/sully-lf

Implementation of LF using canonical forms

Primary LanguageStandard MLMIT LicenseMIT

This is a fairly simple standalone implementation of the Edinburgh
Logical Framework, originally adapted from my Typecoin work (but with
the few Typecoin extensions to LF stripped out), but since changed
substantially. It could be useful educationally (or maybe even
practically if you need to embed LF in your stuff for some reason but
don't need to parse it >_>).

It is all pretty atrociously documented, though, and not that great of
code to begin with.

Some notes on the implementation:
 * All of the different syntactic levels (terms, type families, kinds)
   are collapsed into one level of "expressions" in the implementation.
   This is because terms and type families share analagous notions
   of lambdas, variables, constants, and applications and type families
   and kinds share analagous pi types.
 * We use the Canonical LF methodology in which all expressions must
   be in "Canonical Form": beta-short and eta-long.
   That is, there are no beta redexes (no lambdas applied to
   arguments) and everything is maximally eta-extended (every variable
   and constant of function type is applied to all of its arguments).
 * The type-checking rules for LF involve substitution and
   substitution does not preserve canonical forms in general. To
   handle this we use "hereditary substitution" which automatically
   reduces any new beta-redexes that would be introduced by a
   substitution.
 * Hereditary substitution is defined such that it always terminates,
   even for ill-typed terms. (Though on ill-typed terms it may return
   an error.)
 * The lack of beta redexes is enforced by a syntactic split between
   "atoms" and "expressions", in which the LHS of an application must be
   an atom, while lambdas are expressions.

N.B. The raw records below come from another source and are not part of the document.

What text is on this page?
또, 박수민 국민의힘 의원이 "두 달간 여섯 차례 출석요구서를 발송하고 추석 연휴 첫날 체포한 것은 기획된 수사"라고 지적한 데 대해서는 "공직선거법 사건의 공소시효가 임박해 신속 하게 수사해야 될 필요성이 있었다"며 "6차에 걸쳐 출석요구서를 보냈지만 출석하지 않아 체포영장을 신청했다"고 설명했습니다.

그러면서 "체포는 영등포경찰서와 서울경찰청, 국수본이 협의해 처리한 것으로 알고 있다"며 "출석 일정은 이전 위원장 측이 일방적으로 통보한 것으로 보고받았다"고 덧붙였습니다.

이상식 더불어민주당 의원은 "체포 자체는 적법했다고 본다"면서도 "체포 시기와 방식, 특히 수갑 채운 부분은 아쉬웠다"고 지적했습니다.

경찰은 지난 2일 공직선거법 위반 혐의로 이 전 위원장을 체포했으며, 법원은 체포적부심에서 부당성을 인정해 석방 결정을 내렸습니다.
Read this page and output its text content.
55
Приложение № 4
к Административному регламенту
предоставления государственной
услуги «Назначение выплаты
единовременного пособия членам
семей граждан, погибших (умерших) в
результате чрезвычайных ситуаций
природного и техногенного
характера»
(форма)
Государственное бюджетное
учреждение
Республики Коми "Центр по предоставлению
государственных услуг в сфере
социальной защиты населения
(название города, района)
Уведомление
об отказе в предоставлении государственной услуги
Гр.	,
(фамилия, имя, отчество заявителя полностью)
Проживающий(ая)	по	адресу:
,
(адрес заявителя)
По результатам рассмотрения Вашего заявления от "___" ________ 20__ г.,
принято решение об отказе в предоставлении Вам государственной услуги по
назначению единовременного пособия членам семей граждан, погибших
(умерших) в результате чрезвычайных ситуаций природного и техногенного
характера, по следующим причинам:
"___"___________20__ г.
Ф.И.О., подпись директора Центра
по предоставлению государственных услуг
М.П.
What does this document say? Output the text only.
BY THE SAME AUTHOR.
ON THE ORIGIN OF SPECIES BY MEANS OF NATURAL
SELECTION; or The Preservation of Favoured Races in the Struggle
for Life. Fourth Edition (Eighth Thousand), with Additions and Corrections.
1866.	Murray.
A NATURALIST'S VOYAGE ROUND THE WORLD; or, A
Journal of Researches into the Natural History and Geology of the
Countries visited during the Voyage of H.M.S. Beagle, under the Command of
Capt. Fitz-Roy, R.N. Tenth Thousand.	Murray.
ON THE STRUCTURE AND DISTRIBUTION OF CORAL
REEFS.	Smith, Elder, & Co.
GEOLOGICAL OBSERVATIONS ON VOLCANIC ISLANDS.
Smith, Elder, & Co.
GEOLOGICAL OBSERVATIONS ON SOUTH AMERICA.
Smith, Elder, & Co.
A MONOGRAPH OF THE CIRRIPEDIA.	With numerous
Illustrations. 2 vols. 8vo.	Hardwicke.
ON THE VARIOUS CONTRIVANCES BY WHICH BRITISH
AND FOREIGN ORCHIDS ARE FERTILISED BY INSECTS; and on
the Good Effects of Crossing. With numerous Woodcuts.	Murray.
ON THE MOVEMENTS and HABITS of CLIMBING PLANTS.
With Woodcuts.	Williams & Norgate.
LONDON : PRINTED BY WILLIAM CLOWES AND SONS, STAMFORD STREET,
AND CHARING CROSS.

   An earlier version (from Typecoin), used "spine-form", and is available in
   [the spine branch](https://github.com/msullivan/sully-lf/tree/spine). I
   switched away from spine form because it seemed like it would make
   elaboration easier (at least, if I wanted to reuse the same syntax
   tree for Vanilla LF, as described below.)
 * Eta-longness is enforced by the type checker, which allows atoms to appear
   in expressions only at a base type.
 * One of the big advantages of Canonical LF is that term/type
   equality is just structural equality!
 * To make this extra true, we represent variables using de Bruijn
   indexes.
 * Code is also included that can elaborate Vanilla LF into Canonical LF.
   The approach is taken from "LF in LF: Mechanizing the Metatheories
   of LF in Twelf" by Martens and Crary.

   Vanilla LF is encoded using the same syntax tree as Canonical LF,
   through the presence of a atom constructor that takes an
   expression and an optional type annotation on lambdas. The Canonical LF
   rejects terms using the expression atom constructor, and the elaborator
   requires the lambda type annotation to be present (while the Canonical LF
   typechecker will validate it if present but does not need it).

   We need to do type-checking as we perform the elaboration, if we want it
   to be sound (since type incorrect subterms may disappear while reducing
   beta-redexes, we can't just do checking on the final Canonical LF term).

   The elaboration process goes recursively, type-checking as it goes,
   producing both Canonical LF terms and Canonical LF types. Variables
   and constants are eta-expanded using their "simple types" (that is,
   only distinguishing between pi types and base types).
   When elaborating an application, the left hand side should always
   elaborate to a lambda, and so we use hereditary substitution to
   eliminate the lambda.

   The *canonical* expression is substituted into the pi type on applications,
   and the canonical types are used for all type equality checks. Thus, we do
   type checking on the Vanilla LF program using Canonical LF expression equality
   (which is trivial) instead of Vanilla LF equality (which is complex).